The Boston street where both bombs had been planted along the marathon route opened Wednesday to the public for the first time since the April 15 explosions. As relieved residents strolled Boylston Street, businesses were beginning to reopen, many sporting “Boston Strong” signs in their front windows.
Public works crews were repairing brick sidewalks that had been damaged by the blast, and orange traffic cones were placed to cordon off the actual bomb sites, as crews laid fresh concrete over them. Several bouquets of flowers and rose petals were left at the scene.

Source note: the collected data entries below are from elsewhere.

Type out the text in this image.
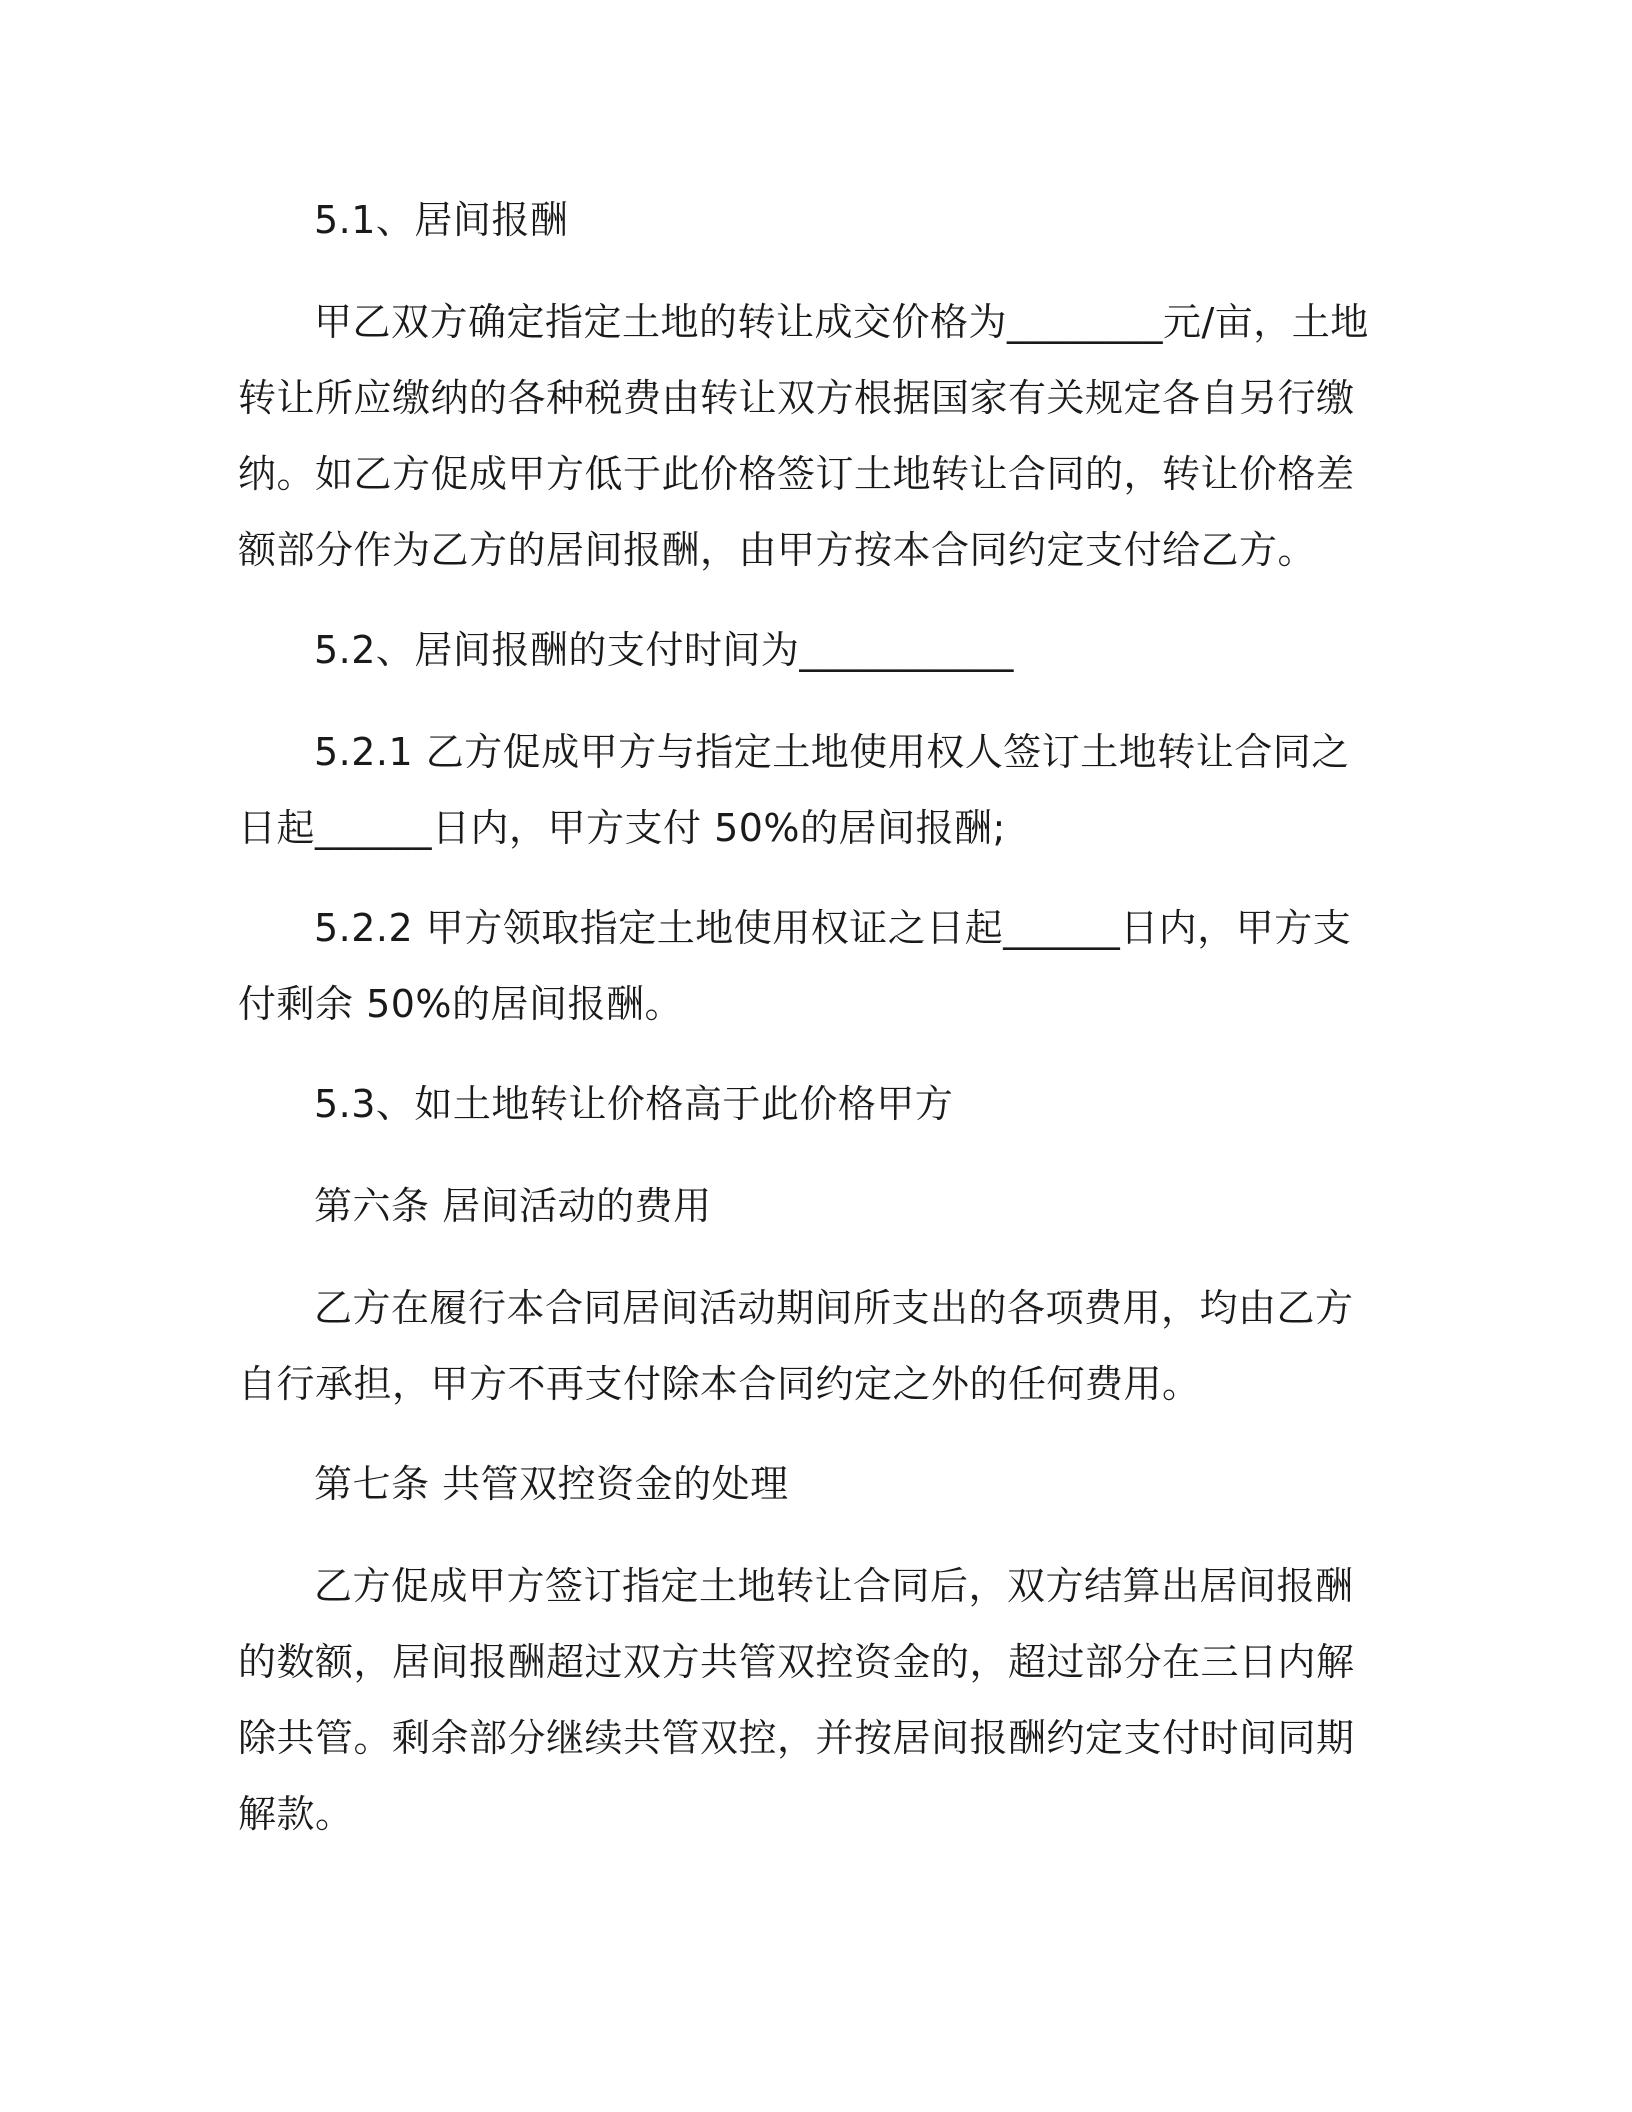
5.1、居间报酬

甲乙双方确定指定土地的转让成交价格为________元/亩，土地转让所应缴纳的各种税费由转让双方根据国家有关规定各自另行缴纳。如乙方促成甲方低于此价格签订土地转让合同的，转让价格差额部分作为乙方的居间报酬，由甲方按本合同约定支付给乙方。

5.2、居间报酬的支付时间为___________

5.2.1 乙方促成甲方与指定土地使用权人签订土地转让合同之日起______日内，甲方支付 50%的居间报酬;

5.2.2 甲方领取指定土地使用权证之日起______日内，甲方支付剩余 50%的居间报酬。

5.3、如土地转让价格高于此价格甲方

第六条 居间活动的费用

乙方在履行本合同居间活动期间所支出的各项费用，均由乙方自行承担，甲方不再支付除本合同约定之外的任何费用。

第七条 共管双控资金的处理

乙方促成甲方签订指定土地转让合同后，双方结算出居间报酬的数额，居间报酬超过双方共管双控资金的，超过部分在三日内解除共管。剩余部分继续共管双控，并按居间报酬约定支付时间同期解款。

Several businesses near the bombs sustained heavy damage and were still boarded up, including the Forum Restaurant, where surveillance footage taken from a doorway camera April 15 picked up the younger Tsarnaev walking away without the knapsack he had been carrying.
The Boston Public Library’s main building, which sits along Boylston Street and had been closed since the explosions, also opened Wednesday and offered a free concert in the afternoon.
The library also waived its usual late fees.
Clark reported from Boston, Doyle from Washington. William Douglas of the Washington Bureau contributed.